You may have seen it in movies where the police listen in on the conversation between two people for the purpose of finding out more information. Usually, they obtain permission from one party to do so. This is called wiretapping.
Arizona has a wiretapping law, which only requires one-party consent. This law makes it a crime to intercept a wire or electronic communication unless you are a party to the conversation, are present during it, or a party consents to it.
In other words, in Arizona you are allowed to record a phone call or other conversation if one of the following applies:
- You are a party to the conversation
- You obtain permission in advance from one of the parties
However, if you plan on recording a conversation that includes individuals in more than one state, it is important that you follow the state recording law of the states involved. Alternatively, you can seek consent of all of the parties.
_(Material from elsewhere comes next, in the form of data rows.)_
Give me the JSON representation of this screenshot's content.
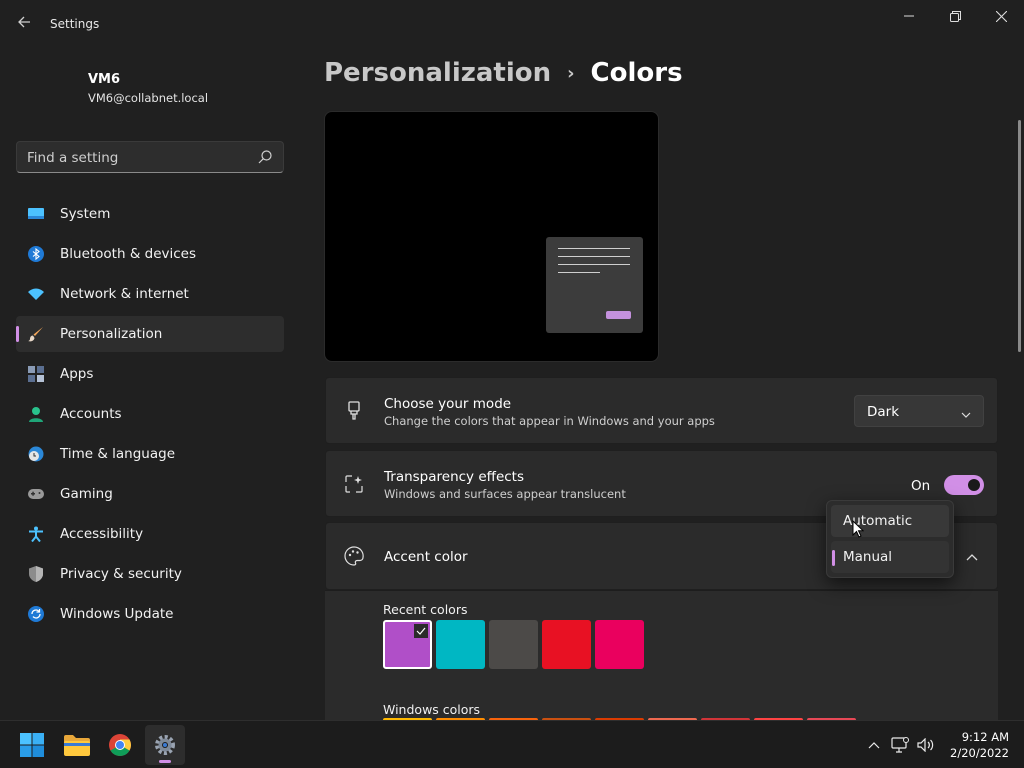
{
  "window": {
    "title": "Settings"
  },
  "profile": {
    "name": "VM6",
    "email": "VM6@collabnet.local"
  },
  "search": {
    "placeholder": "Find a setting"
  },
  "sidebar": {
    "items": [
      {
        "label": "System",
        "icon": "system-icon"
      },
      {
        "label": "Bluetooth & devices",
        "icon": "bluetooth-icon"
      },
      {
        "label": "Network & internet",
        "icon": "wifi-icon"
      },
      {
        "label": "Personalization",
        "icon": "brush-icon",
        "active": true
      },
      {
        "label": "Apps",
        "icon": "apps-icon"
      },
      {
        "label": "Accounts",
        "icon": "accounts-icon"
      },
      {
        "label": "Time & language",
        "icon": "clock-globe-icon"
      },
      {
        "label": "Gaming",
        "icon": "gamepad-icon"
      },
      {
        "label": "Accessibility",
        "icon": "accessibility-icon"
      },
      {
        "label": "Privacy & security",
        "icon": "shield-icon"
      },
      {
        "label": "Windows Update",
        "icon": "update-icon"
      }
    ]
  },
  "breadcrumb": {
    "parent": "Personalization",
    "separator": "›",
    "current": "Colors"
  },
  "mode": {
    "title": "Choose your mode",
    "description": "Change the colors that appear in Windows and your apps",
    "value": "Dark"
  },
  "transparency": {
    "title": "Transparency effects",
    "description": "Windows and surfaces appear translucent",
    "state_label": "On",
    "on": true
  },
  "accent": {
    "title": "Accent color",
    "dropdown_options": [
      "Automatic",
      "Manual"
    ],
    "selected_option": "Manual",
    "recent_label": "Recent colors",
    "recent_colors": [
      "#b04fc8",
      "#00b7c3",
      "#4c4a48",
      "#e81123",
      "#ea005e"
    ],
    "windows_label": "Windows colors",
    "windows_colors": [
      "#ffb900",
      "#ff8c00",
      "#f7630c",
      "#ca5010",
      "#da3b01",
      "#ef6950",
      "#d13438",
      "#ff4343",
      "#e74856"
    ]
  },
  "colors": {
    "accent": "#d18fe6",
    "background": "#202020",
    "card": "#2b2b2b"
  },
  "taskbar": {
    "apps": [
      "start-icon",
      "file-explorer-icon",
      "chrome-icon",
      "settings-icon"
    ],
    "time": "9:12 AM",
    "date": "2/20/2022"
  }
}
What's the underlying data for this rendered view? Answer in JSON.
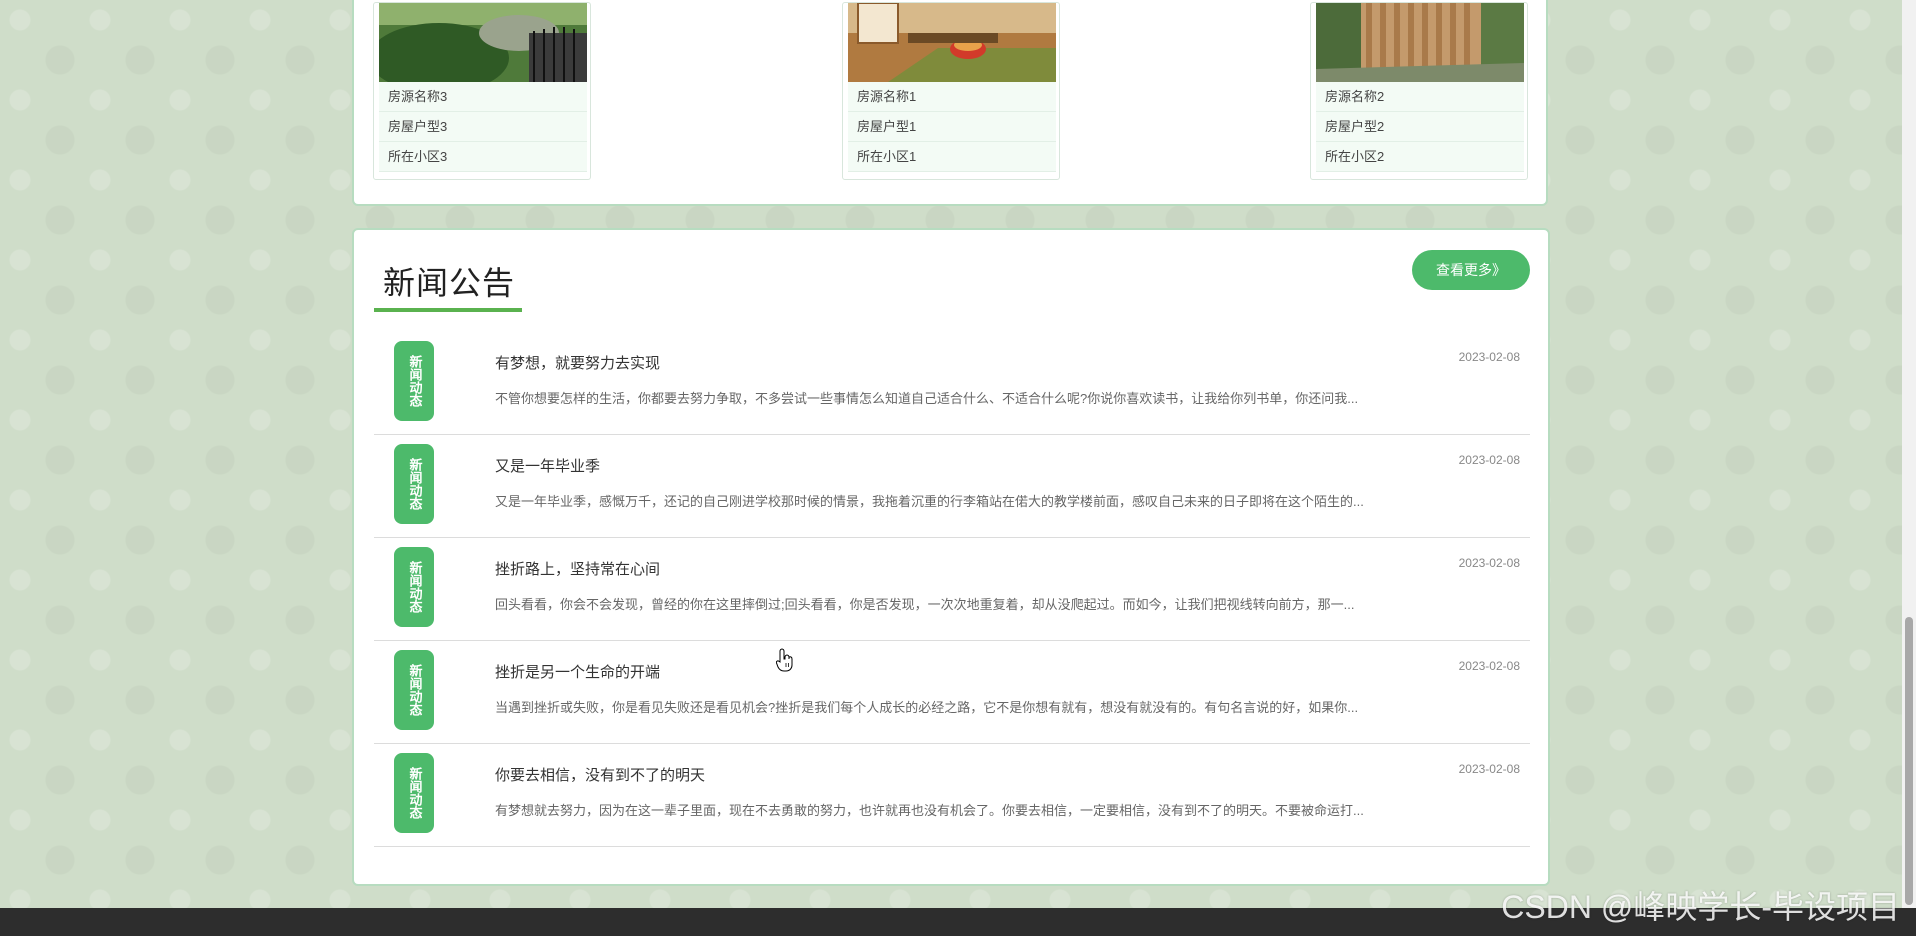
{
  "houses": [
    {
      "name": "房源名称3",
      "type": "房屋户型3",
      "community": "所在小区3"
    },
    {
      "name": "房源名称1",
      "type": "房屋户型1",
      "community": "所在小区1"
    },
    {
      "name": "房源名称2",
      "type": "房屋户型2",
      "community": "所在小区2"
    }
  ],
  "news": {
    "title": "新闻公告",
    "more_label": "查看更多》",
    "items": [
      {
        "badge": "新闻动态",
        "headline": "有梦想，就要努力去实现",
        "summary": "不管你想要怎样的生活，你都要去努力争取，不多尝试一些事情怎么知道自己适合什么、不适合什么呢?你说你喜欢读书，让我给你列书单，你还问我...",
        "date": "2023-02-08"
      },
      {
        "badge": "新闻动态",
        "headline": "又是一年毕业季",
        "summary": "又是一年毕业季，感慨万千，还记的自己刚进学校那时候的情景，我拖着沉重的行李箱站在偌大的教学楼前面，感叹自己未来的日子即将在这个陌生的...",
        "date": "2023-02-08"
      },
      {
        "badge": "新闻动态",
        "headline": "挫折路上，坚持常在心间",
        "summary": "回头看看，你会不会发现，曾经的你在这里摔倒过;回头看看，你是否发现，一次次地重复着，却从没爬起过。而如今，让我们把视线转向前方，那一...",
        "date": "2023-02-08"
      },
      {
        "badge": "新闻动态",
        "headline": "挫折是另一个生命的开端",
        "summary": "当遇到挫折或失败，你是看见失败还是看见机会?挫折是我们每个人成长的必经之路，它不是你想有就有，想没有就没有的。有句名言说的好，如果你...",
        "date": "2023-02-08"
      },
      {
        "badge": "新闻动态",
        "headline": "你要去相信，没有到不了的明天",
        "summary": "有梦想就去努力，因为在这一辈子里面，现在不去勇敢的努力，也许就再也没有机会了。你要去相信，一定要相信，没有到不了的明天。不要被命运打...",
        "date": "2023-02-08"
      }
    ]
  },
  "watermark": "CSDN @峰映学长-毕设项目"
}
Reasonable Expectation of Privacy
Due to the fact that people have a reasonable expectation of privacy in certain situations, you should seek consent of one or all involved parties in a situation in which an ordinary person would deem private. Alternatively, you may be able to record conversations held in public places, such as a store or a street, without consent, as the same expectation of privacy does not exist.
It may be different when an attorney records a conversation without the consent of all parties, as it may be considered unethical under the Arizona Rules of Professional Conduct. If an attorney suggests that a client should record a conversation and he or she does so in a legal manner without the participation of the attorney, this is okay.
Anyone who violates the Arizona wiretapping law can be charged with a felony, which is also punishable by imprisonment and a fine. You may also face a civil lawsuit for damages from a party that has been injured.
Recordings in Court
While recording is banned in juvenile court proceedings, it may be allowed in Arizona state courtrooms under Arizona Supreme Court Rule 122, which allows recording at the discretion of the judge. A judge can limit or bar recording if he or she makes specific on-the-record findings that there is a likelihood of harm arising from one or more of the following factors:
- The impact of coverage on the right of privacy of a party or witness;
- The impact of coverage on the right of any party to a fair trial;
- The impact of coverage on the safety and well-being of any party, juror, or witness;
- The likelihood that the coverage would distract participants or would detract from the dignity of the proceedings;
- The adequacy of physical facilities of the court for coverage;
- The timeliness of the request pursuant to the requirement listed in this rule; and
- Any other factor that affects the fair administration of justice.